FIGURE 5.

Redox states of Pdi1p and Mpd1p in vivo. A, wild-type Pdi1p and mutants Pdi1p(CCSS), Pdi1p(SSCC), and Pdi1p(SSSS) were purified from yeast cell lysates that had been reacted with NEM to block free thiols. Purified proteins were subsequently reduced with DTT and modified by mal-PEG2K. Pdi1p was visualized by Western blotting with anti-Pdi1p serum. With this protocol, the presence of a disulfide bond in the original cell lysate is reflected by mal-PEG2K modification and a corresponding decreased migration during SDS-PAGE. Fully oxidized Pdi1p controls (e.g. three disulfide bonds for wild-type Pdi1p (3 ox)) were prepared by lysis of cells in the presence of 10 mm diamide (DIA). Reduced migration controls were prepared by cell lysis in the presence of DTT; note that these lysis conditions did not result in reduction of the structural disulfide in Pdi1p as evident by the co-migration of the DTT and diamide-treated samples for Pdi1p(SSSS). The filled arrowhead indicates the single band representing a species with an oxidized a domain in the mutant lacking the active-site cysteines of the a′ domain.

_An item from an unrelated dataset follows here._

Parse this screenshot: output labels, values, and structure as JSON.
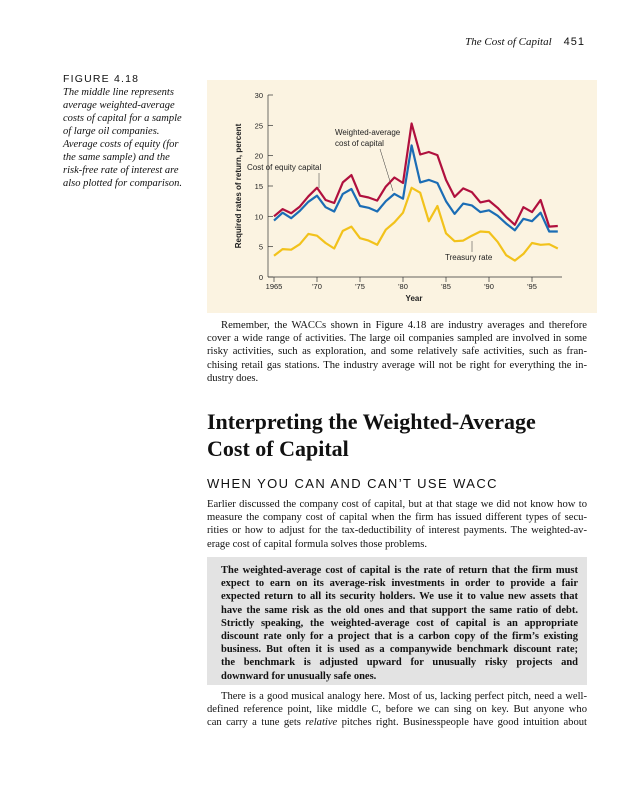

The open arrowheads indicate the two bands corresponding to the oxidized and reduced forms of the a′ domain in the mutant lacking the active-site cysteines of the a domain. B, yeast mpd1Δ cells containing plasmids encoding Myc-tagged Mpd1p or an Mpd1p active-site mutant, Mpd1p(C59A/C62A), were grown in SMM at 30 °C. The oxidation state of Mpd1p was assessed after resolving mal-PEG2K-modified cellular proteins by reducing SDS-PAGE and immunoblotting with anti-Myc. Using this protocol, free cysteine thiols within Mpd1p in the original cell lysate result in mal-PEG2K modification and a corresponding decrease in migration. Oxidized and reduced controls were prepared by treatment of cell lysates with diamide or DTT prior to mal-PEG2K.